I grew up, like all Southern girls, babysitting as soon as I was old enough to tie my own shoes. I was raised to understand that taking care of children was as natural and inevitable as sneezing, that when we were infants, somebody looked after us, and thus we should clutch hands and complete the circle without any fuss.”
Now make no mistake; I definitely identify as a Southern woman. I love me some sweet tea, I own more than one seersucker dress, still call my grandparents “maw maw” and “paw paw” and throw “y’all” around because uttering the words “you all” feels unnecessarily formal in pretty much every social situation. I grew up with alligators for neighbors and have been to more crawfish boils than I can count. However, I’ve never had an inkling of a desire to produce offspring, or even babysit for that matter. So it’s no surprise that Kirkman’s book on the joys of being kid free really struck a chord with me; she grapples with the idea that some people think that you aren’t a real woman until you pop one out. Kirkman is a Yankee living in L.A., but I know she would recoil the same way I did when I read the sweeping generalization that us ladies born below the Mason-Dixon line basically want to get knocked up the second we exit the womb.
For years, I’ve just been a good Southern gal and responded to the “So, when are you going to have kids?” question with a polite “I’m not.” That question is bad enough, but throw “when” in there and it gets even worse.

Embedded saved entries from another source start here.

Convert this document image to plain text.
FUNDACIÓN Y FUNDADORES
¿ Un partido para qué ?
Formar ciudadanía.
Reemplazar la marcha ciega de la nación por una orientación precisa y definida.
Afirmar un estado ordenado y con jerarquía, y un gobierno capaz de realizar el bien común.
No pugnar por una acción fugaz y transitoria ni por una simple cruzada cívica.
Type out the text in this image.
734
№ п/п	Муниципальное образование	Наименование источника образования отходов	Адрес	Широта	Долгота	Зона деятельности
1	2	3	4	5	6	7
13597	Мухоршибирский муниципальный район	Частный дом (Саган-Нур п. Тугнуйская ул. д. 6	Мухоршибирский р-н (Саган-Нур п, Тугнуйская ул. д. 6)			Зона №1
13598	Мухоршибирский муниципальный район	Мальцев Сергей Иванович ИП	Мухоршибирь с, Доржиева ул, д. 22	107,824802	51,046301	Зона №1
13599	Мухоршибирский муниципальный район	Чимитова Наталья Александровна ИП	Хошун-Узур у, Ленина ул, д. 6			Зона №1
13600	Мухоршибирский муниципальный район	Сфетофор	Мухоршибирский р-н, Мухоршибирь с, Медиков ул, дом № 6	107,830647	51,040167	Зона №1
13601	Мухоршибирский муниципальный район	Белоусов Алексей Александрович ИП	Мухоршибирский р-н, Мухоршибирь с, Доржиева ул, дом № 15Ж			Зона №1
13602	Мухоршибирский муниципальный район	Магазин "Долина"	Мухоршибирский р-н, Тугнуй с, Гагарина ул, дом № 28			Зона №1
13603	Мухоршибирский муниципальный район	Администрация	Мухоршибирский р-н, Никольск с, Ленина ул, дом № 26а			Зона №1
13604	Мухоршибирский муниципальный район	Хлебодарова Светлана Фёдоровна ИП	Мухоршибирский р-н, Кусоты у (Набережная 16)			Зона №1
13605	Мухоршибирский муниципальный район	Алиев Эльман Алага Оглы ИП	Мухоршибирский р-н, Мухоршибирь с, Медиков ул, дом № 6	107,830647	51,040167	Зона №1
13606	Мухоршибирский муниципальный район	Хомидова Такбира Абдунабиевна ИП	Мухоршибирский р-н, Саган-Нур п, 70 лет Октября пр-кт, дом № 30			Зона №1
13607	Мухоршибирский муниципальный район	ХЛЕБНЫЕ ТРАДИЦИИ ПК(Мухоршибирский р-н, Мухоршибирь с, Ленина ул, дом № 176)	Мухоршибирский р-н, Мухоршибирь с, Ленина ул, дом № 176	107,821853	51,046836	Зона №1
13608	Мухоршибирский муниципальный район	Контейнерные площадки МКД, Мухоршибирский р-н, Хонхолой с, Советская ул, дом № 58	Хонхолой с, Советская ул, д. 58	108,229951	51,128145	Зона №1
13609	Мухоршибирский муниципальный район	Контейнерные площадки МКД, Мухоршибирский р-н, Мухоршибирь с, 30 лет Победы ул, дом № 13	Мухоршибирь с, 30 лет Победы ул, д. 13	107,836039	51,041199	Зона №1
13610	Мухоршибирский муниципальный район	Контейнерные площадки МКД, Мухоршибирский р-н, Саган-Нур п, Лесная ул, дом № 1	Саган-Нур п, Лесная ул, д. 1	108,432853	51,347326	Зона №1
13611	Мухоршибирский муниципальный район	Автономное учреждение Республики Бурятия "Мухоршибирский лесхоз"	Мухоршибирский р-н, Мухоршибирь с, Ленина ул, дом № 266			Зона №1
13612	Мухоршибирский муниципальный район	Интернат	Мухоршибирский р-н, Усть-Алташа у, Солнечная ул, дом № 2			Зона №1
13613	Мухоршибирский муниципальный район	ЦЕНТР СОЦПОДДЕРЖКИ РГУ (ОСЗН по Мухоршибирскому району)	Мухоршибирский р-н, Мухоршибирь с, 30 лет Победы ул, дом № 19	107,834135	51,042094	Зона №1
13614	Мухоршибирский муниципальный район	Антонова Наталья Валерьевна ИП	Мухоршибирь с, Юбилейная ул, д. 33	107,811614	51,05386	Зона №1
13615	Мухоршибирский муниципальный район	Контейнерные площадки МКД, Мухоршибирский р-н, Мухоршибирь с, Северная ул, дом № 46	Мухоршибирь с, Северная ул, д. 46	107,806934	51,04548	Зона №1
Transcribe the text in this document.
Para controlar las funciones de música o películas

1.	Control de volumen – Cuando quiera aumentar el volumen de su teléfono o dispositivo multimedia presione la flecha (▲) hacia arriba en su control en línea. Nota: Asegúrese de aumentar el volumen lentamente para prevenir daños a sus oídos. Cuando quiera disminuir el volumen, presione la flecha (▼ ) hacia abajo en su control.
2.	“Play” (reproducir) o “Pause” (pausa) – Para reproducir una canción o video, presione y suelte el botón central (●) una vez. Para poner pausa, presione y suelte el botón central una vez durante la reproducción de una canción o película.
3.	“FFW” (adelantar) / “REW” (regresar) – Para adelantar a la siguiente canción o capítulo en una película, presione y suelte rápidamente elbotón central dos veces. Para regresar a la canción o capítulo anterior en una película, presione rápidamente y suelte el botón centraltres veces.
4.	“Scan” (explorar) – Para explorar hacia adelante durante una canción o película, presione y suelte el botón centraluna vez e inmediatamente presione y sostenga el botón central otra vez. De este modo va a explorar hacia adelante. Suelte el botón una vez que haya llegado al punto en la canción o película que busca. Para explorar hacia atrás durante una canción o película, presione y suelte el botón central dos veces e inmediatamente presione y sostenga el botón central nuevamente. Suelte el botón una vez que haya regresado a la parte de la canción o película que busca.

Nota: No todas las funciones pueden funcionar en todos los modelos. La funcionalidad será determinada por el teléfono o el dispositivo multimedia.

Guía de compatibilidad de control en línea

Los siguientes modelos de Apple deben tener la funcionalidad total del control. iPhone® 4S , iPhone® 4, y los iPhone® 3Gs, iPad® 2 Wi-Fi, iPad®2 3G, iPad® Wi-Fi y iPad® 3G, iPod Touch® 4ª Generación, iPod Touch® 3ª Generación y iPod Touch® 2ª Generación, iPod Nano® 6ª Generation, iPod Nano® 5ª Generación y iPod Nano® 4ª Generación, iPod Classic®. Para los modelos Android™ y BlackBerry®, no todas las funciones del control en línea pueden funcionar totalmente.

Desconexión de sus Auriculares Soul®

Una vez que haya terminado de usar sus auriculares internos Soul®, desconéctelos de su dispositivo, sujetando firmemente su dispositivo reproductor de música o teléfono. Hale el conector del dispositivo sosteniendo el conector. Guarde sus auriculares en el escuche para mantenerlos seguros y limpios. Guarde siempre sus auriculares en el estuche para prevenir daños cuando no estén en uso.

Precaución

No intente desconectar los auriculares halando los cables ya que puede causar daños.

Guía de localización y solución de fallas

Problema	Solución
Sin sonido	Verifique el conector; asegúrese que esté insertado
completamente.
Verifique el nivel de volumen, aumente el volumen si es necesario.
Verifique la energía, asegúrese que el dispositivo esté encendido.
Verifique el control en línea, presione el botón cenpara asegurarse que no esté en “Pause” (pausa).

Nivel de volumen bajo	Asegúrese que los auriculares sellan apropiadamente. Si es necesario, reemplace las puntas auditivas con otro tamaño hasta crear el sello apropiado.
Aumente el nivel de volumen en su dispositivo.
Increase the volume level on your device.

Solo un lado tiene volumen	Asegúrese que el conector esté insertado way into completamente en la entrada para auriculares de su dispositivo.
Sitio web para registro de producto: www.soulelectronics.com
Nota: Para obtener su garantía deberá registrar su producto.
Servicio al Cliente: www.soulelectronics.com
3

See? No other option, just when, not if. It’s pretty rude to assume someone’s reproductive wants and needs. Instead of trying to shut down the conversation with my two standard responses:”kids just aren’t for me” or “the oven is shut down,” one day I’ll get sassy on someone and respond with something like this:
Them: “Oh, you’ve been married for ten years and you still don’t have kids?”
Me: “I secretly have cannibalistic urges and am afraid that if I ever run out of food in the house I’d resort to eating my baby, cooked medium rare, served with a generous coating of chimichurri.”
But really, I’m tired of having this conversation. How about we all just respect each other’s decisions?If the answer is no, let it be and don’t probe any further. Please and thank you.